Much as I now love the availability of these apps, which I understand are quite a popular purchase with Sony's customers, I think that isolation really hurts their utility. It's too easy to forget they exist, and too easy to forget how they're configured -- especially Smart Remote where most everything else about the app leads you to expect to do the gruntwork on the phone, not the camera.
I'd really like to see Sony rethink this design. For my money, once a PlayMemories app is installed, all of its options should then appear in logical places in the camera's existing menu system -- and if they mirror an existing option (for example, file type selection) then they should simply share that option with the camera's other modes. That would be far, far more intuitive than a dozen separate menu systems for a dozen different user-installed PlayMemories apps.
Be that as it may, I do still appreciate the presence of these PlayMemories apps. They are, in effect, a way of upgrading the camera's firmware to add new features and capabilities after you purchase. And while some of them cost a bit of money, you're only paying for the apps you intend to use. (Not are you paying a lot -- the pricing is in impulse buy territory, and not dissimilar to what you'd pay for a smartphone app.)
Pricing is one area where the Sony RX10 II does face a bit of a battle, though. With a list price of US$1,300, both of Sony's main rivals are a whole lot more affordable. The Panasonic FZ1000 lists for US$900 (30% less than the RX10 II), while the Canon G3X lists for US$1,000 (a 23% savings).

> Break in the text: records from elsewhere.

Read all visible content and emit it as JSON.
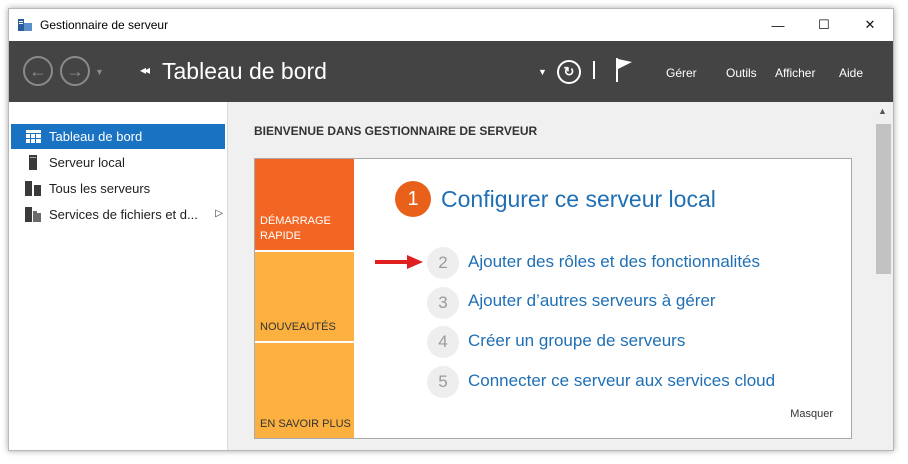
{
  "window": {
    "title": "Gestionnaire de serveur",
    "minimize": "—",
    "maximize": "☐",
    "close": "✕"
  },
  "toolbar": {
    "back_icon": "←",
    "forward_icon": "→",
    "nav_dropdown": "▼",
    "breadcrumb_arrows": "◂◂",
    "breadcrumb_title": "Tableau de bord",
    "refresh_dropdown": "▼",
    "refresh_icon": "↻",
    "menus": [
      "Gérer",
      "Outils",
      "Afficher",
      "Aide"
    ]
  },
  "sidebar": {
    "items": [
      {
        "label": "Tableau de bord",
        "icon": "dashboard-icon",
        "active": true
      },
      {
        "label": "Serveur local",
        "icon": "server-icon",
        "active": false
      },
      {
        "label": "Tous les serveurs",
        "icon": "servers-icon",
        "active": false
      },
      {
        "label": "Services de fichiers et d...",
        "icon": "file-services-icon",
        "active": false,
        "chevron": "▷"
      }
    ]
  },
  "main": {
    "welcome": "BIENVENUE DANS GESTIONNAIRE DE SERVEUR",
    "tiles": [
      {
        "line1": "DÉMARRAGE",
        "line2": "RAPIDE",
        "color": "#f26522"
      },
      {
        "line1": "NOUVEAUTÉS",
        "line2": "",
        "color": "#fbb040"
      },
      {
        "line1": "EN SAVOIR PLUS",
        "line2": "",
        "color": "#fbb040"
      }
    ],
    "steps": [
      {
        "num": "1",
        "text": "Configurer ce serveur local"
      },
      {
        "num": "2",
        "text": "Ajouter des rôles et des fonctionnalités"
      },
      {
        "num": "3",
        "text": "Ajouter d’autres serveurs à gérer"
      },
      {
        "num": "4",
        "text": "Créer un groupe de serveurs"
      },
      {
        "num": "5",
        "text": "Connecter ce serveur aux services cloud"
      }
    ],
    "hide_label": "Masquer"
  },
  "scrollbar": {
    "up_icon": "▲"
  },
  "colors": {
    "toolbar_bg": "#444444",
    "accent_blue": "#1a73c2",
    "link_blue": "#1f6fb5",
    "orange": "#e8601a",
    "arrow_red": "#e02020"
  }
}
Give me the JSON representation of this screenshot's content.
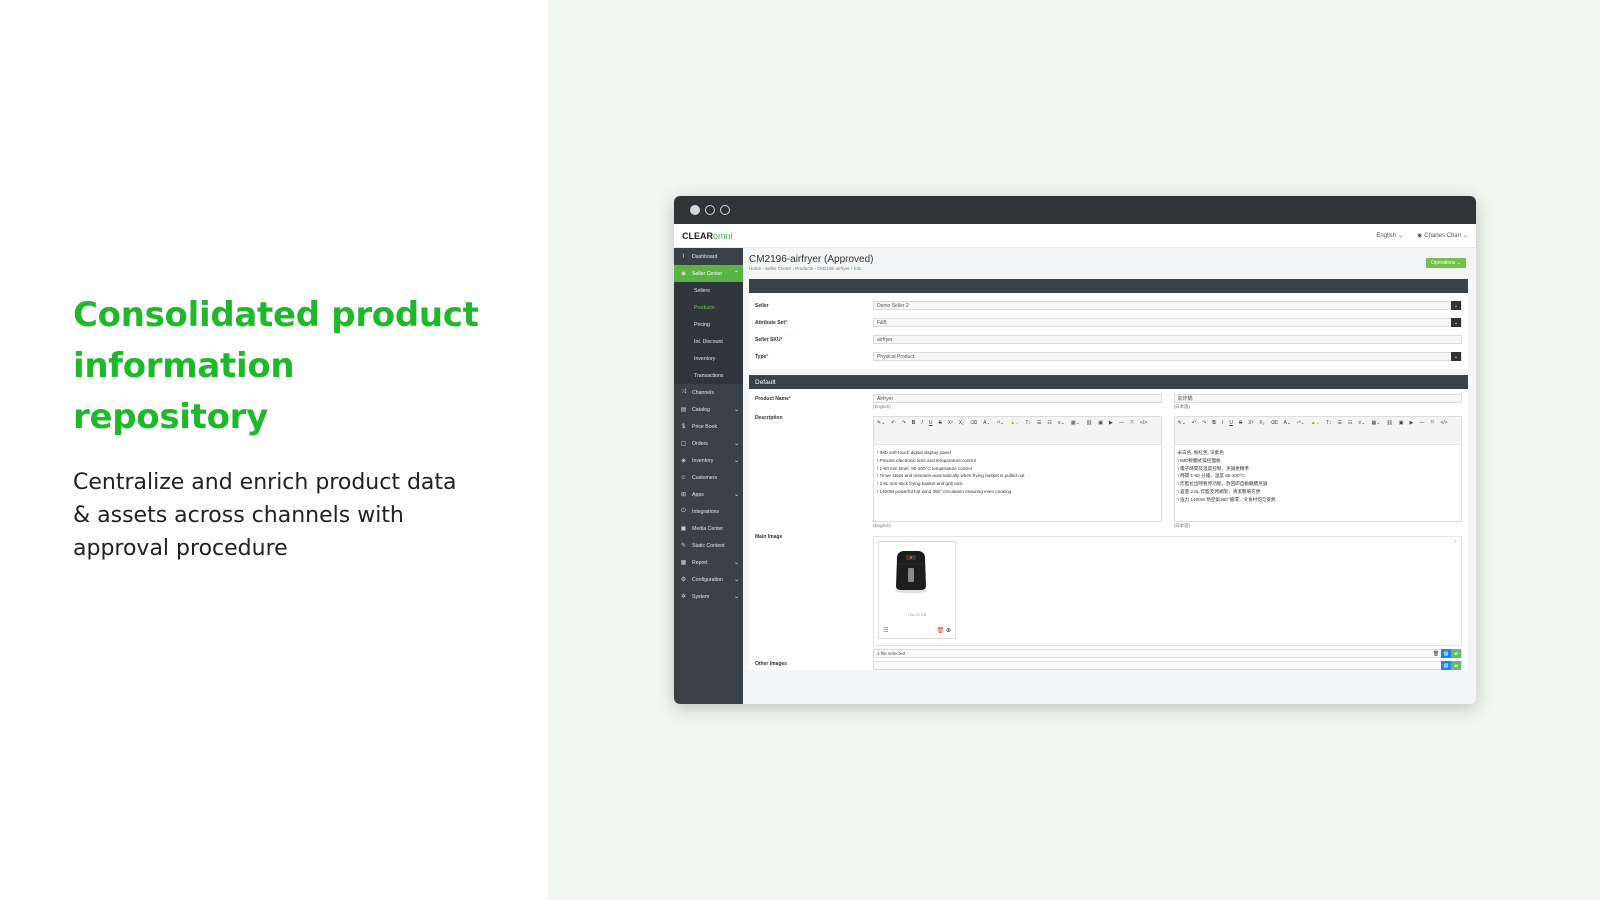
{
  "hero": {
    "heading": "Consolidated product information repository",
    "subtext": "Centralize and enrich product data & assets across channels with approval procedure"
  },
  "app": {
    "logo_main": "CLEAR",
    "logo_accent": "omni",
    "language": "English",
    "user": "Charles Chan"
  },
  "sidebar": {
    "items": [
      {
        "label": "Dashboard",
        "icon": "chart-icon"
      },
      {
        "label": "Seller Center",
        "icon": "store-icon",
        "active": true
      },
      {
        "label": "Sellers",
        "sub": true
      },
      {
        "label": "Products",
        "sub": true,
        "current": true
      },
      {
        "label": "Pricing",
        "sub": true
      },
      {
        "label": "Int. Discount",
        "sub": true
      },
      {
        "label": "Inventory",
        "sub": true
      },
      {
        "label": "Transactions",
        "sub": true
      },
      {
        "label": "Channels",
        "icon": "shuffle-icon"
      },
      {
        "label": "Catalog",
        "icon": "book-icon",
        "chevron": true
      },
      {
        "label": "Price Book",
        "icon": "dollar-icon"
      },
      {
        "label": "Orders",
        "icon": "clipboard-icon",
        "chevron": true
      },
      {
        "label": "Inventory",
        "icon": "box-icon",
        "chevron": true
      },
      {
        "label": "Customers",
        "icon": "users-icon"
      },
      {
        "label": "Apps",
        "icon": "grid-icon",
        "chevron": true
      },
      {
        "label": "Integrations",
        "icon": "plug-icon"
      },
      {
        "label": "Media Center",
        "icon": "image-icon"
      },
      {
        "label": "Static Content",
        "icon": "edit-icon"
      },
      {
        "label": "Report",
        "icon": "report-icon",
        "chevron": true
      },
      {
        "label": "Configuration",
        "icon": "gear-icon",
        "chevron": true
      },
      {
        "label": "System",
        "icon": "cog-icon",
        "chevron": true
      }
    ]
  },
  "page": {
    "title": "CM2196-airfryer (Approved)",
    "breadcrumb": [
      "Home",
      "Seller Center",
      "Products",
      "CM2196-airfryer"
    ],
    "breadcrumb_current": "Edit",
    "operations": "Operations"
  },
  "form": {
    "seller": {
      "label": "Seller",
      "value": "Demo Seller 2"
    },
    "attribute_set": {
      "label": "Attribute Set",
      "value": "F&B"
    },
    "seller_sku": {
      "label": "Seller SKU",
      "value": "airfryer"
    },
    "type": {
      "label": "Type",
      "value": "Physical Product"
    },
    "default_section": "Default",
    "product_name": {
      "label": "Product Name",
      "value_en": "Airfryer",
      "lang_en": "(English)",
      "value_jp": "氣炸鍋",
      "lang_jp": "(日本語)"
    },
    "description": {
      "label": "Description",
      "lang_en": "(English)",
      "lang_jp": "(日本語)",
      "lines_en": [
        "\\ IMD soft-touch digital display panel",
        "\\ Precise electronic time and temperature control",
        "\\ 1-60 min timer, 80-200°C temperature control",
        "\\ Timer stops and resumes automatically when frying basket is pulled out",
        "\\ 2.6L non-stick frying basket and grill rack",
        "\\ 1400W powerful hot wind 360° circulation ensuring even cooking"
      ],
      "lines_jp": [
        "米白色, 粉紅色, 深藍色",
        "\\ IMD輕觸式操控面板",
        "\\ 電子時間及溫度控制，烹調更精準",
        "\\ 時間 1-60 分鐘，溫度 80-200°C",
        "\\ 炸籃拉出時暫停功能，放回即自動繼續烹調",
        "\\ 容量 2.6L 炸籃及烤網架，清潔簡單方便",
        "\\ 強力 1400W 熱空氣360°循環，令食材均勻受熱"
      ]
    },
    "main_image": {
      "label": "Main Image",
      "size": "128.22 KB",
      "file_status": "1 file selected"
    },
    "other_images": {
      "label": "Other Images"
    }
  },
  "colors": {
    "brand_green": "#1fb82a",
    "sidebar_bg": "#3a4147",
    "active_green": "#5bb348"
  }
}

And list pricing doesn't tell the whole story, either. Sure, Panasonic's camera has been on the market for quite a while longer, but street pricing for the FZ1000 is now in the region of $750, while Sony's camera still remains at around the list price. Realistically, you're quite close to being able to pick up two FZ1000s for the price of one RX10 II, and that's quite a big ask.
But there's no question about it: You're getting a whole lot of camera for that pricetag. If I was on a budget, I think I'd reach for the Panasonic FZ1000 without hesitation, knowing I was saving a significant amount and still getting a very well-reviewed camera. (It scored a Dave's Pick in our review, after all.)
But the Sony RX10 II is an even more compelling camera than was its predecessor, and that makes it a much harder decision which camera I'd pick if money were no object. The Panasonic FZ1000 sports a tilt/swivel LCD which I find much more versatile, and boasts more zoom range at the expense of a variable aperture, but the RX10 II bests it in several other important ways.
There's the handy top-deck info LCD, which lets me switch to a less-distracting overlay on the main LCD. And as a raw shooter, I really appreciate the RX10 II's greater raw burst depth. And the RX10 II's integrated neutral-density filter is a big plus, too, making it easier to take advantage of that bright maximum aperture or to use lower shutter speeds.
But I think the biggest advantages for the RX10 II come in video mode. Not only does it match the FZ1000's highest-quality 4K capture mode, but it also provides high-quality XAVC S capture at 1,920 x 1,080 resolution, almost doubling the Panasonic's Full HD bit-rate. And there's also a headphone jack for audio levels monitoring, not to mention all of those really fun high frame-rate modes.
I think for a videographer, the Sony RX10 II offers the more impressive package. Were I not wanting to record video, though, I think I'd probably stick with the Panasonic FZ1000. And so the close battle between Sony and Panasonic continues -- and indeed, is now closer than ever!